Parents acquitted of torturing daughter thanks to “religious freedom”

In our brave new world, multicultural and diverse as it is, our moral sensibilities can often be rattled by the brutishness and ignorance of many cultural traditions that make their way to our shores. As some of you reading this blog may remember, my heart bleeds for the way African children are tortured due to a dangerous mix of new and ancient religious superstitions. The Christian crusade to possess Africa has re-ignited the belief in witchcraft, and the victims tend to be unwanted children. The sheer amount of suffering happening in places like Uganda and Nigeria is enough to make one ill, but it gets worse when this type of violence is excused as merely a matter of “religious freedom”.

When Swedish prosecutors attempted to bring two Congolese parents to justice after they systematically tortured their daughter, the defense was able to argue that exorcisms were part of their religious freedom. Combined with too little physical evidence (those horrible scars could have been anything, they say), the prosecution was unable to get a conviction.

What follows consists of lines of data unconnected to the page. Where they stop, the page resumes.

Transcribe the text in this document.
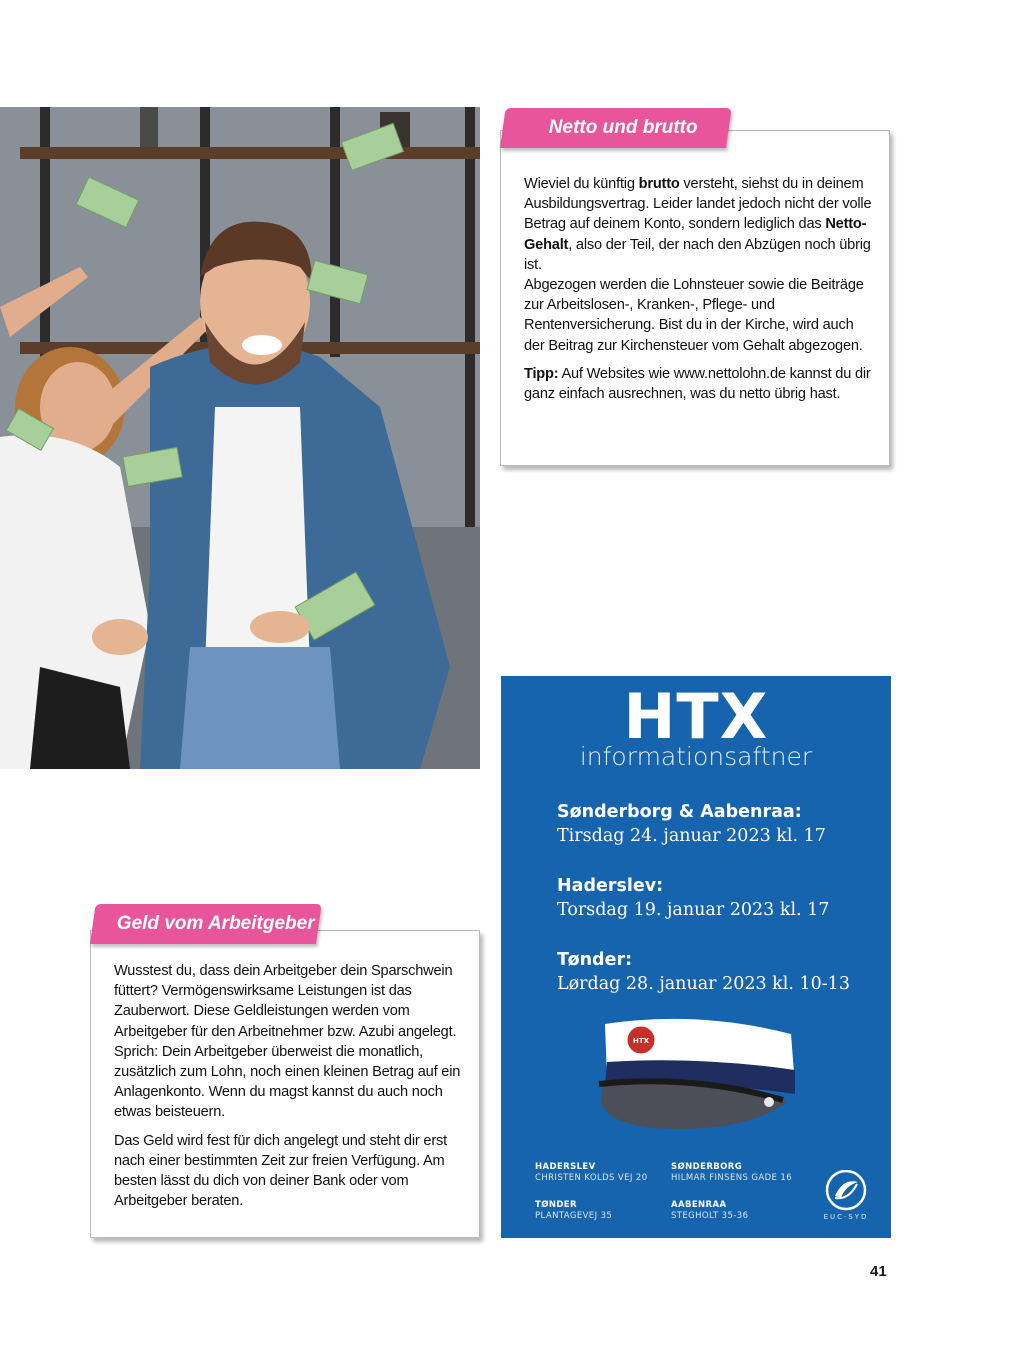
Wieviel du künftig brutto versteht, siehst du in deinem Ausbildungsvertrag. Leider landet jedoch nicht der volle Betrag auf deinem Konto, sondern lediglich das Netto-Gehalt, also der Teil, der nach den Abzügen noch übrig ist.

Abgezogen werden die Lohnsteuer sowie die Beiträge zur Arbeitslosen-, Kranken-, Pflege- und Rentenversicherung. Bist du in der Kirche, wird auch der Beitrag zur Kirchensteuer vom Gehalt abgezogen.

Tipp: Auf Websites wie www.nettolohn.de kannst du dir ganz einfach ausrechnen, was du netto übrig hast.

Netto und brutto

Wusstest du, dass dein Arbeitgeber dein Sparschwein füttert? Vermögenswirksame Leistungen ist das Zauberwort. Diese Geldleistungen werden vom Arbeitgeber für den Arbeitnehmer bzw. Azubi angelegt. Sprich: Dein Arbeitgeber überweist die monatlich, zusätzlich zum Lohn, noch einen kleinen Betrag auf ein Anlagenkonto. Wenn du magst kannst du auch noch etwas beisteuern.

Das Geld wird fest für dich angelegt und steht dir erst nach einer bestimmten Zeit zur freien Verfügung. Am besten lässt du dich von deiner Bank oder vom Arbeitgeber beraten.

Geld vom Arbeitgeber
HTX
informationsaftner
Sønderborg & Aabenraa:
Tirsdag 24. januar 2023 kl. 17
Haderslev:
Torsdag 19. januar 2023 kl. 17
Tønder:
Lørdag 28. januar 2023 kl. 10-13
HTX
HADERSLEV
CHRISTEN KOLDS VEJ 20
SØNDERBORG
HILMAR FINSENS GADE 16
TØNDER
PLANTAGEVEJ 35
AABENRAA
STEGHOLT 35-36	EUC·SYD
41
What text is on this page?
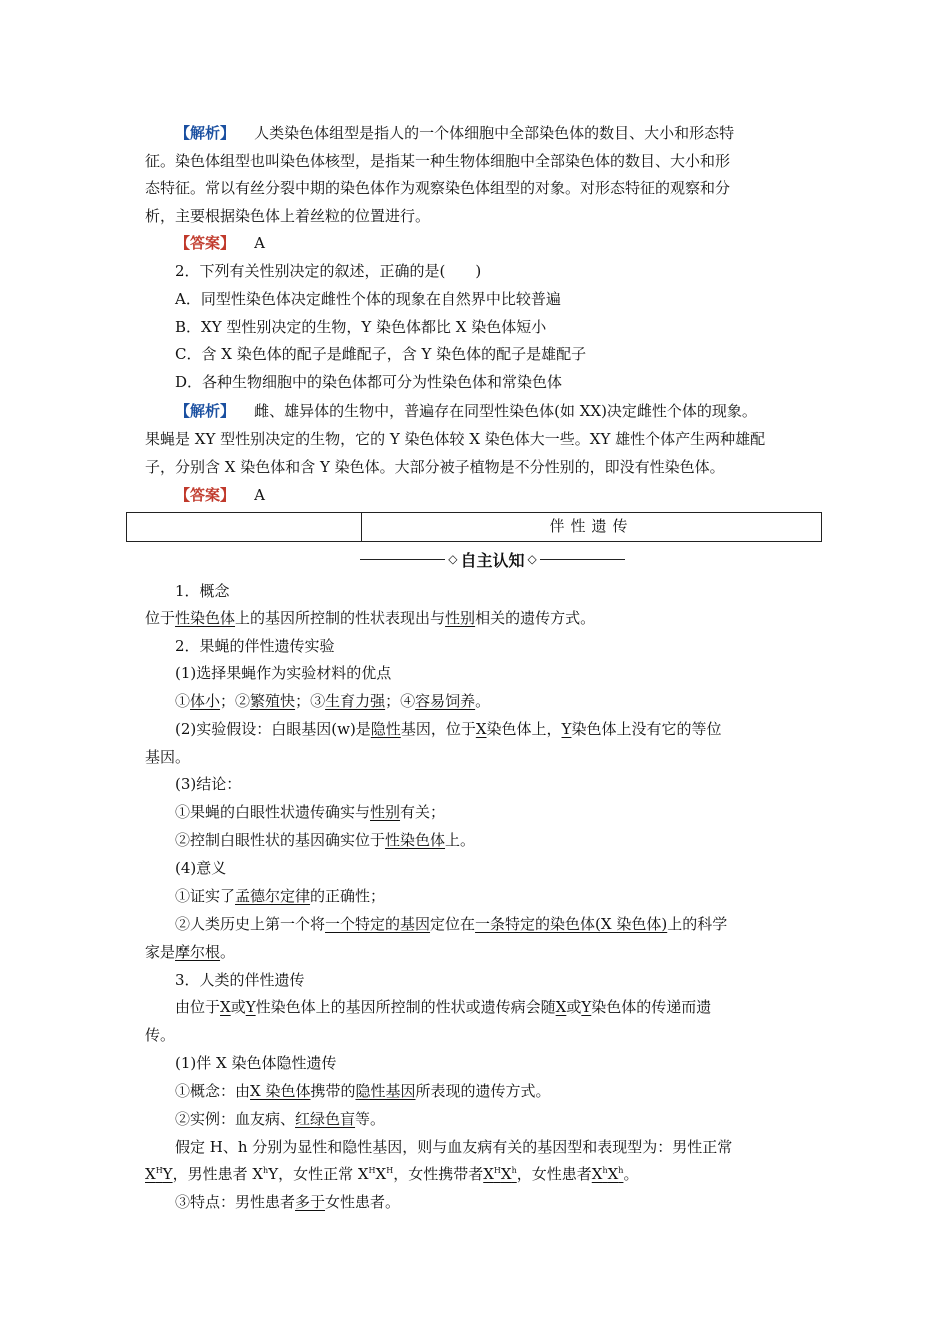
【解析】 人类染色体组型是指人的一个体细胞中全部染色体的数目、大小和形态特
征。染色体组型也叫染色体核型，是指某一种生物体细胞中全部染色体的数目、大小和形
态特征。常以有丝分裂中期的染色体作为观察染色体组型的对象。对形态特征的观察和分
析，主要根据染色体上着丝粒的位置进行。
【答案】 A
2．下列有关性别决定的叙述，正确的是(　　)
A．同型性染色体决定雌性个体的现象在自然界中比较普遍
B．XY 型性别决定的生物，Y 染色体都比 X 染色体短小
C．含 X 染色体的配子是雌配子，含 Y 染色体的配子是雄配子
D．各种生物细胞中的染色体都可分为性染色体和常染色体
【解析】 雌、雄异体的生物中，普遍存在同型性染色体(如 XX)决定雌性个体的现象。
果蝇是 XY 型性别决定的生物，它的 Y 染色体较 X 染色体大一些。XY 雄性个体产生两种雄配
子，分别含 X 染色体和含 Y 染色体。大部分被子植物是不分性别的，即没有性染色体。
【答案】 A
伴性遗传
◇ 自主认知 ◇
1．概念
位于性染色体上的基因所控制的性状表现出与性别相关的遗传方式。
2．果蝇的伴性遗传实验
(1)选择果蝇作为实验材料的优点
①体小；②繁殖快；③生育力强；④容易饲养。
(2)实验假设：白眼基因(w)是隐性基因，位于X染色体上，Y染色体上没有它的等位
基因。
(3)结论：
①果蝇的白眼性状遗传确实与性别有关；
②控制白眼性状的基因确实位于性染色体上。
(4)意义
①证实了孟德尔定律的正确性；
②人类历史上第一个将一个特定的基因定位在一条特定的染色体(X 染色体)上的科学
家是摩尔根。
3．人类的伴性遗传
由位于X或Y性染色体上的基因所控制的性状或遗传病会随X或Y染色体的传递而遗
传。
(1)伴 X 染色体隐性遗传
①概念：由X 染色体携带的隐性基因所表现的遗传方式。
②实例：血友病、红绿色盲等。
假定 H、h 分别为显性和隐性基因，则与血友病有关的基因型和表现型为：男性正常
$X^HY$，男性患者 $X^hY$，女性正常 $X^HX^H$，女性携带者$X^HX^h$，女性患者$X^hX^h$。
③特点：男性患者多于女性患者。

I find myself in the uncomfortable position of agreeing with my right wing counterparts who despair multiculturalism, albeit for entirely different reasons. I don’t believe that all cultural achievements are equal. I believe many traditions are barbaric, dehumanizing, misogynistic and unworthy of being maintained. Religious freedom is simply a new way of framing dangerous or hateful practices in such a way that masks their true nature. Why are we so fucking gutless in the face of religion? The torture of any child is indefensible, and we have laws to protect them. Why do we chose instead to protect ideas whose time has long since passed?